TEM analysis of high-passage IVF-pESCs revealed signs of apoptosis (Fig. 7). Apoptosis is a strictly regulated mechanism for the ordered removal of aged or damaged cells [65, 66]. In general, ultrastructural analyses of low-passage IVF-pESCs showed normal nuclei, few lysosomes, few autophagic vacuoles and elongated mitochondria. By contrast, high-passage IVF-pESCs had pyknosis, wrinkly nuclear envelopes, numerous lysosomes associated with autophagic vacuoles and poor mitochondria. Features of apoptosis include chromatin condensation, nuclear fragmentation, apoptotic bodies and lack of mitochondrial swelling [65,66,67,68,69]. Therefore, the high-passage IVF-pESCs showed the initial signs of apoptosis.

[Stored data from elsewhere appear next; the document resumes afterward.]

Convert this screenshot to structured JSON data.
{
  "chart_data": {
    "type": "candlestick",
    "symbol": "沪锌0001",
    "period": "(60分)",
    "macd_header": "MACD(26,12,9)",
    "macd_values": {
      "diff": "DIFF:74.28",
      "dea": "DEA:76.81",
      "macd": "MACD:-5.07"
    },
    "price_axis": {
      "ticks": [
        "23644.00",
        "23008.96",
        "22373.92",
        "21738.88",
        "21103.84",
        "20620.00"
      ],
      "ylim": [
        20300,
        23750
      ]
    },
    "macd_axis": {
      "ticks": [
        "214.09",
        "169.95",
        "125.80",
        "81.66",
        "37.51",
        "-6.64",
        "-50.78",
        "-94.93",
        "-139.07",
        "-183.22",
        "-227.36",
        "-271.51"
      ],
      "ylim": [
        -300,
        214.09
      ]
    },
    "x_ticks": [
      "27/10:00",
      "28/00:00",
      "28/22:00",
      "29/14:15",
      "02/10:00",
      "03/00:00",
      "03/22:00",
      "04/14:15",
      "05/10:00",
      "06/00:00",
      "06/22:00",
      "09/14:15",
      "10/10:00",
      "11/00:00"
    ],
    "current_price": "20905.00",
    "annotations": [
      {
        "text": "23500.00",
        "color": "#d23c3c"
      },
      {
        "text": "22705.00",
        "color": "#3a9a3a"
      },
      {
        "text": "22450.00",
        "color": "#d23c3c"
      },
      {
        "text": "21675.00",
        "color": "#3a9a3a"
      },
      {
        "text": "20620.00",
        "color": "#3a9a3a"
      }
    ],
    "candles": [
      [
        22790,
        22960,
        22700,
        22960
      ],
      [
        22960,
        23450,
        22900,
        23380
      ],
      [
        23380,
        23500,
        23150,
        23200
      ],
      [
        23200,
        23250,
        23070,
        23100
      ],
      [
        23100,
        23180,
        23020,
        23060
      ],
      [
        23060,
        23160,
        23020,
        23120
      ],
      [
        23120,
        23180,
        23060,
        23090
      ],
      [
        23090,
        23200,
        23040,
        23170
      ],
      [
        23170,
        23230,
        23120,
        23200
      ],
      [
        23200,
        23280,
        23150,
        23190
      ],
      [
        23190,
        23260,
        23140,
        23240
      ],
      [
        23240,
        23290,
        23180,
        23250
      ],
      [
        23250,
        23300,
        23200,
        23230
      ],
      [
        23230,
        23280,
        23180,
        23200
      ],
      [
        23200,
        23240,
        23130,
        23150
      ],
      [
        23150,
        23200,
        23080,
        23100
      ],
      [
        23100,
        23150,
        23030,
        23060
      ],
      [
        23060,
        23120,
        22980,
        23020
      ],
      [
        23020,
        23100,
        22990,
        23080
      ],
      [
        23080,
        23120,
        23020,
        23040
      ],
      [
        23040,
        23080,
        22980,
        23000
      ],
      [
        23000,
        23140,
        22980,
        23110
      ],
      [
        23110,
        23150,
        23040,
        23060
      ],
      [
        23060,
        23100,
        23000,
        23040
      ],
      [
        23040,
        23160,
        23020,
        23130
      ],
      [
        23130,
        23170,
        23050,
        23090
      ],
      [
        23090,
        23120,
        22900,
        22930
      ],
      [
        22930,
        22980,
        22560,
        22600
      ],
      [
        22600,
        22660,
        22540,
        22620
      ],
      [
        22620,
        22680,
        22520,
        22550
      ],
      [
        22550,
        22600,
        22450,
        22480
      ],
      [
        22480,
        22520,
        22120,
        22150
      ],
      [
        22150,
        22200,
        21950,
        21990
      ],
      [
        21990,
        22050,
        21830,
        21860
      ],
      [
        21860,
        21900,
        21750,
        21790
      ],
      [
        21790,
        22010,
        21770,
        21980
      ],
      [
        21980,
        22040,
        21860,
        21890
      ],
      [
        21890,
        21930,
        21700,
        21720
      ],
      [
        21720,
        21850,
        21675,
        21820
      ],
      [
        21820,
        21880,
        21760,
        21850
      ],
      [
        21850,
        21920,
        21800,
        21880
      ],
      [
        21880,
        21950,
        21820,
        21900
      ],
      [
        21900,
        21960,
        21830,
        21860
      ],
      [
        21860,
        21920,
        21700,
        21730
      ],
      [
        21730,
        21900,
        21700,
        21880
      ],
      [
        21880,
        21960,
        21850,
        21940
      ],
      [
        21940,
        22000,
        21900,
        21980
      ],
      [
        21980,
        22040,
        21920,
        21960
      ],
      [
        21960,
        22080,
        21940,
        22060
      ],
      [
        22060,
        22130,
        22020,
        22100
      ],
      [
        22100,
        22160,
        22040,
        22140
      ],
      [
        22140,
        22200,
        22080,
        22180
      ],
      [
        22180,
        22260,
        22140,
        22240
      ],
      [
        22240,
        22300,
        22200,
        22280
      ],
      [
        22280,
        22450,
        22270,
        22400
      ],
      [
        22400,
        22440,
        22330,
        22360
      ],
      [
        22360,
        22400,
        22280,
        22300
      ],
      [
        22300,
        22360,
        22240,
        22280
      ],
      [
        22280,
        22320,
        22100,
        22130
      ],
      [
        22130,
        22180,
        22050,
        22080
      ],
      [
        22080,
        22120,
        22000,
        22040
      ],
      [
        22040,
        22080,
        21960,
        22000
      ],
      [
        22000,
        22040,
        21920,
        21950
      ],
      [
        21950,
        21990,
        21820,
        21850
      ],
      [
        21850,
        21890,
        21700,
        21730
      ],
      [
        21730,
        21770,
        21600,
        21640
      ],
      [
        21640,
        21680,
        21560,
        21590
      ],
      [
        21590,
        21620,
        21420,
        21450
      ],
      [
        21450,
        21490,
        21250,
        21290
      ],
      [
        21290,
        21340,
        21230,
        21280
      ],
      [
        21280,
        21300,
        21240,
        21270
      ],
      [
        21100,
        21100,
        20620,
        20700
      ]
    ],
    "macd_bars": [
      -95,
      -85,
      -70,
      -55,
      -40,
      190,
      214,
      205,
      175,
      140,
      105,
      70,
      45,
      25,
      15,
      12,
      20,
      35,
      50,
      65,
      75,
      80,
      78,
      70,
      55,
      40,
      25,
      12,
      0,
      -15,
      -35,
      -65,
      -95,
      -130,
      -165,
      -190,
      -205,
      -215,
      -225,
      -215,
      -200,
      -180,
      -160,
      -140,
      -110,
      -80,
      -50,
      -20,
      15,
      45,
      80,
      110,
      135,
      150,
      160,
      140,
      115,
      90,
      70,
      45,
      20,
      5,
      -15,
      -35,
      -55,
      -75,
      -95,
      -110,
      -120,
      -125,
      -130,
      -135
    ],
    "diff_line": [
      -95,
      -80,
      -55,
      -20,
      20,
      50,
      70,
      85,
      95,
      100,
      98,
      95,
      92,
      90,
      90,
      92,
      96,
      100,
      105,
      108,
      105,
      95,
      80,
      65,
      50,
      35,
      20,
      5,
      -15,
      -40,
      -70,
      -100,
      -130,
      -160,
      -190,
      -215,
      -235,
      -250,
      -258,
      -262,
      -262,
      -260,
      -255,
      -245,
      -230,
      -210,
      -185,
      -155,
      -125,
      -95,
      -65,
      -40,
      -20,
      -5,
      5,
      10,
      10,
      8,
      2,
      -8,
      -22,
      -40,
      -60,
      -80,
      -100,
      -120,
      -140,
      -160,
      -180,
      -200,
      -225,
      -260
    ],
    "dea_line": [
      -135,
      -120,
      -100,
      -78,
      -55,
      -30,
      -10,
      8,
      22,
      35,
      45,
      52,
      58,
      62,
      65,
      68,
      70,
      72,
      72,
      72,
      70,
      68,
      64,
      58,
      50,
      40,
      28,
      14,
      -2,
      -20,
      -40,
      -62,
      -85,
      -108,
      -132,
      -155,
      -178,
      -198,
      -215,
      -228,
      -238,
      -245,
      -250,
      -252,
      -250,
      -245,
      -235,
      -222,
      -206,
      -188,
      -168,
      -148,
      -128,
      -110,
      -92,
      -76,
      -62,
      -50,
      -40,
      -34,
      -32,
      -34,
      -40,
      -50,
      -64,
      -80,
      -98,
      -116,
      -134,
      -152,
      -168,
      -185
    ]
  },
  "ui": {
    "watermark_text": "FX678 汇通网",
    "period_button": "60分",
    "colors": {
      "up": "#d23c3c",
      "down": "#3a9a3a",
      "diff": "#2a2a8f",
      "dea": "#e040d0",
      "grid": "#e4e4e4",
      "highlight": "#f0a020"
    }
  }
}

This study confirms that pESCs of different origins have a characteristic ultrastructure. We identified differences and similarities among the pESC lines. The results of this study show that the ultrastructural features of PFFs are similar to those of SCNT-pESCs, but not IVF-pESCs. This presumably indicates that the cells have different states. Furthermore, this study demonstrated that the features of organelles are origin dependent. Previous reports demonstrated the ultrastructure of porcine embryos and blastocysts [29, 37, 70, 71]. Also, TEM permits precise demonstration of the ultrastructure of various ESCs [25, 26]. However, the present study is the first report of the ultrastructure of pESCs.

In conclusion, this study confirmed that the ultrastructural characteristics of pESCs differ depending on their origin. The comparison of the different pESC lines provides useful information regarding the ultrastructure of pESCs. The ultrastructural characteristics might facilitate biomedical and histological research on pESCs. Also, the ultrastructure of pESCs could play an important role in cell therapy, regenerative medicine, tissue repair and use of pESCs as a human cell biology model.